Personal information
- Full name: Alan Hozanovych Aussi
- Date of birth: 30 June 2001 (age 25)
- Place of birth: Donetsk, Ukraine
- Height: 1.87 m (6 ft 2 in)
- Position: Centre-back

Youth career
- 2008–2013: Shakhtar Donetsk
- 2013–2014: Azovstal-2 Mariupol
- 2014–2017: Shakhtar Donetsk
- 2017–2018: BRW-VIK Volodymyr-Volynskyi
- 2018–2019: Dynamo Kyiv
- 2018–2019: → Slovan Liberec (loan)

Senior career*
- Years: Team / Apps / (Gls)
- 2019–2023: Dynamo Kyiv / 0 / (0)
- 2019–2020: → Slovan Liberec B (loan) / 2 / (0)
- 2020–2021: → Torpedo-BelAZ Zhodino (loan) / 20 / (2)
- 2022: → Veres Rivne (loan) / 0 / (0)
- 2022: → Pyunik (loan) / 3 / (0)
- 2023–2024: Ponferradina B / 1 / (0)
- 2024–2025: CFR Cluj / 1 / (0)
- 2025–2026: F91 Dudelange / 8 / (0)

International career^{‡}
- 2017: Ukraine U16 / 3 / (0)
- 2017–2018: Ukraine U17 / 9 / (1)
- 2018: Ukraine U18 / 1 / (0)
- 2019: Ukraine U19 / 2 / (0)
- 2025–: Syria / 3 / (0)

= Alan Aussi =

Syrian footballer (born 2001)

Alan Hozanovych Aussi (Алан Гозанович Ауссі; born 30 June 2001) is a professional footballer who plays as a centre-back. Born in Ukraine, he plays for the Syria national team.

==Career==
Born in Donetsk, Aussi is a product of the Donetsk Oblast youth sportive schools.

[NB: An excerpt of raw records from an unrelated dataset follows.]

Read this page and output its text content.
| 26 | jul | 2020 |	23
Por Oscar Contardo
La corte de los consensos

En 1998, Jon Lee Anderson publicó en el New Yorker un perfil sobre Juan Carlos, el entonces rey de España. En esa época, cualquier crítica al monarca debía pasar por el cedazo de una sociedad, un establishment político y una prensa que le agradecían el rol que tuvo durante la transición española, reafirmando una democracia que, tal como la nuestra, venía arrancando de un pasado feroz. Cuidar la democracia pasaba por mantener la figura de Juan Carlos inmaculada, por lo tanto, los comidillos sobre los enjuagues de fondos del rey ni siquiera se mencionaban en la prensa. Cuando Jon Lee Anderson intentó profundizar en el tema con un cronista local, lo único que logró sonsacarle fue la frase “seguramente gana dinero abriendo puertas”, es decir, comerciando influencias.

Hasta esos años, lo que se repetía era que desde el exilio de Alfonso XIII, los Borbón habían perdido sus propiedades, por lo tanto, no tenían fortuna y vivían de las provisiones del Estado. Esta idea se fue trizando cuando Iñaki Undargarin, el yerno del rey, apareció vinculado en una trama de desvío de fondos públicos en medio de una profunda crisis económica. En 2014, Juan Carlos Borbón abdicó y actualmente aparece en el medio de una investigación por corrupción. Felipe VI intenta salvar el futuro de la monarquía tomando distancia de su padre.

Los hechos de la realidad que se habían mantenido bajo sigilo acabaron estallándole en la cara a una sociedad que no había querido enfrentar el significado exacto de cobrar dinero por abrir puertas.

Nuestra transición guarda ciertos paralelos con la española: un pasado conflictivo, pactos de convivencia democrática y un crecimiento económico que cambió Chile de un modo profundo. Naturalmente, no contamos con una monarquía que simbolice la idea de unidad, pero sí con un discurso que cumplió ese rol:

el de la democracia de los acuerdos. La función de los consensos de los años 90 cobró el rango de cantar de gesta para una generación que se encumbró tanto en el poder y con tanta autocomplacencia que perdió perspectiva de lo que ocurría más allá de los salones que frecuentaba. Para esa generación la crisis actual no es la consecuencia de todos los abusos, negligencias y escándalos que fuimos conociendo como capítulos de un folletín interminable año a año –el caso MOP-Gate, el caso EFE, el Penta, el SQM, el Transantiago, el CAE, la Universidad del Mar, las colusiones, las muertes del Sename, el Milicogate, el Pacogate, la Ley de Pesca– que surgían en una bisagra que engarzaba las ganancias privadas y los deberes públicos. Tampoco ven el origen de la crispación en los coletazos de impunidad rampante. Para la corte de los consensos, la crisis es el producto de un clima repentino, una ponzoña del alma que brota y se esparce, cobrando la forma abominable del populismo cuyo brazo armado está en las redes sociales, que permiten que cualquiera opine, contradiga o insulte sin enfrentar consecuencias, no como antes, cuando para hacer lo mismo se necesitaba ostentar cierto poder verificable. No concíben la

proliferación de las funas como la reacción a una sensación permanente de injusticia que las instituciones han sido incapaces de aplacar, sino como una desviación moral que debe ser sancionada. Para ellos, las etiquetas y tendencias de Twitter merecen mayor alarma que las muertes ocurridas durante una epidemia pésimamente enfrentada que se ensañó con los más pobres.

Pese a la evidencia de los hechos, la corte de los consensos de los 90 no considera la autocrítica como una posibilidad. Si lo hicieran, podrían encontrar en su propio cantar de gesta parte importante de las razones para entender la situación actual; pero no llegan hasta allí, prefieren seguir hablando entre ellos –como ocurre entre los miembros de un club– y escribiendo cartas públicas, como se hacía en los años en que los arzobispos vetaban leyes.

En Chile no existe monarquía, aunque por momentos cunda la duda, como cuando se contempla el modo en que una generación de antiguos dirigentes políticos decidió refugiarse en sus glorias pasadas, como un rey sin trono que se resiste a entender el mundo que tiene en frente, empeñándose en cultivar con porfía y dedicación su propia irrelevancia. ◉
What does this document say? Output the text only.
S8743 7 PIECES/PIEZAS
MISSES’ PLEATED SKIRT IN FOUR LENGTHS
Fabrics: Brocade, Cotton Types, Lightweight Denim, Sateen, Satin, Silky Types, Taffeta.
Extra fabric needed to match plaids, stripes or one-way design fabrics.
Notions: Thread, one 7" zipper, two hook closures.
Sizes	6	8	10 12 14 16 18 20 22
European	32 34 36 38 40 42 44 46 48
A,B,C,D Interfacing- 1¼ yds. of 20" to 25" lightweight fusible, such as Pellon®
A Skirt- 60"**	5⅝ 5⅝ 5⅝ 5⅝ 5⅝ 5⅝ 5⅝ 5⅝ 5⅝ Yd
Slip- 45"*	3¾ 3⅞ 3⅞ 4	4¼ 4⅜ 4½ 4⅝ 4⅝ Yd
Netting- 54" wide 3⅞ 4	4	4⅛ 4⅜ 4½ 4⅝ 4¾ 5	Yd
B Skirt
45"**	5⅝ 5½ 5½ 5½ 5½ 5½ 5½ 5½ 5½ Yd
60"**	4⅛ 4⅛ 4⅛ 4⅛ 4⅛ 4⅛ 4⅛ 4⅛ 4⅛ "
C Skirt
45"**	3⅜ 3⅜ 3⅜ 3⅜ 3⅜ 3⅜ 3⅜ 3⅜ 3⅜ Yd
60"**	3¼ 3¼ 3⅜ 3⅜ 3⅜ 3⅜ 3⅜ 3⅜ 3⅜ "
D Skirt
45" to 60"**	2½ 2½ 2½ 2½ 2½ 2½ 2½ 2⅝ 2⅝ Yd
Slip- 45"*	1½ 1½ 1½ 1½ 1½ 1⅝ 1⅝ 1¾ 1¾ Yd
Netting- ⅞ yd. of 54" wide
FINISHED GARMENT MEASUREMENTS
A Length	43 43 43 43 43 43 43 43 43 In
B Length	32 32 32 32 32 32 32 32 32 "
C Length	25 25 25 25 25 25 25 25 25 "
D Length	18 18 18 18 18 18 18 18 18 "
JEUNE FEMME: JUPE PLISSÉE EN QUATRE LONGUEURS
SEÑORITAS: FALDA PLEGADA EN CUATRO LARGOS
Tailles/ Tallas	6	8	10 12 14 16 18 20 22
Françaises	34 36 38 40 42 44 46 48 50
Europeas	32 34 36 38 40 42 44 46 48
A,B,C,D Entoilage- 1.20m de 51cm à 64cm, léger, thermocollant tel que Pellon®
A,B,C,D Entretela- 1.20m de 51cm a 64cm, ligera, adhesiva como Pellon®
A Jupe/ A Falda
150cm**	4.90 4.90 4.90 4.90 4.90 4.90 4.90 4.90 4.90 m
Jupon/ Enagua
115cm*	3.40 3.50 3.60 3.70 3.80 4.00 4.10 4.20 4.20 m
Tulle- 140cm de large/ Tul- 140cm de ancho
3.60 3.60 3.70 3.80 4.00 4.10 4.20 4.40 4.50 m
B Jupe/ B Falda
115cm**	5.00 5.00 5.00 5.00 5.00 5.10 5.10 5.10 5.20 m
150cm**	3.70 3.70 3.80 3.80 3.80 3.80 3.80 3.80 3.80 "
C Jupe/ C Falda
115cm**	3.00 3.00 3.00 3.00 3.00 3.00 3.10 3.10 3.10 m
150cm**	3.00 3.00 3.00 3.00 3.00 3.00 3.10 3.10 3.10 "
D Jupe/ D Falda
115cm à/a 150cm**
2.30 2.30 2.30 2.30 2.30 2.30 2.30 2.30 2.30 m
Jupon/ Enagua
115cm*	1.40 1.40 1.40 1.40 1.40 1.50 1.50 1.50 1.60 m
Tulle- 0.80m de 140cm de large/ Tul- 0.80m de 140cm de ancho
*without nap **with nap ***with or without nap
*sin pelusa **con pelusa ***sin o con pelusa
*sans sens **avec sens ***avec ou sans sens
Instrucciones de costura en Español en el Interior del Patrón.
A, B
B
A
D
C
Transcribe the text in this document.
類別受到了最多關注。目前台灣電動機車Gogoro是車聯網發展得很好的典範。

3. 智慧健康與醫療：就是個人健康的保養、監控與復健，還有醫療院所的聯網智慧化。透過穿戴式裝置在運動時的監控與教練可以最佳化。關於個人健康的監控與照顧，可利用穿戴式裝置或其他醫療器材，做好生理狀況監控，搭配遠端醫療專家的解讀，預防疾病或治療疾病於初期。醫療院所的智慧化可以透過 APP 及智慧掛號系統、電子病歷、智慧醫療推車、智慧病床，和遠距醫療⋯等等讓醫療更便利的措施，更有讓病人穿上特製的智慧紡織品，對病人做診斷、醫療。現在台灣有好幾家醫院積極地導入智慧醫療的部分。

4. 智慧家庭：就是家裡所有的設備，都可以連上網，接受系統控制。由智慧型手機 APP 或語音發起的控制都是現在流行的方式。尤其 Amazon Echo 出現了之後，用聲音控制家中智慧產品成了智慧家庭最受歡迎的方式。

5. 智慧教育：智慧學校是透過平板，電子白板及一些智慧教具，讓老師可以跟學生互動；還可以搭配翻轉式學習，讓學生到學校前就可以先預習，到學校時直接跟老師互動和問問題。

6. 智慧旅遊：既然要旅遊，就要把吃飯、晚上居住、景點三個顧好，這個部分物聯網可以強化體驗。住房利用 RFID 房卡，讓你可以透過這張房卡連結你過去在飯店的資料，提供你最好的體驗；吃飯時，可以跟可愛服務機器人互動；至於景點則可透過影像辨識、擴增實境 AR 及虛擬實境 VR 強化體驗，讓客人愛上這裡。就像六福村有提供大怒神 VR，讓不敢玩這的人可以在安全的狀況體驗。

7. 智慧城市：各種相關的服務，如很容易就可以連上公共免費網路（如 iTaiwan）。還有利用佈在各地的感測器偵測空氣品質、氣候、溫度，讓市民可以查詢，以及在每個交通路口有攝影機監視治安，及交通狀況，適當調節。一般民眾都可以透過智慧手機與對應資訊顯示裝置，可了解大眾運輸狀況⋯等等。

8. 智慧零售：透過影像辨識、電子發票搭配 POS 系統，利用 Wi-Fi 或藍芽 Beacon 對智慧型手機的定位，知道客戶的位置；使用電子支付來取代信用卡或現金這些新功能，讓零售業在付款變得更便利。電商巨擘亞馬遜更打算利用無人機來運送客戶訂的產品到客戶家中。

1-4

He played for Dynamo Kyiv in the Ukrainian Premier League Reserves and was never promoted to the senior squad team. From 2019 he is playing abroad: in the Czech Republic and in Belarus.

In summer 2022 he moved to Pyunik.

==Personal life==
His mother is a Ukrainian and his father is a Syrian, who arrived in Ukraine as a student.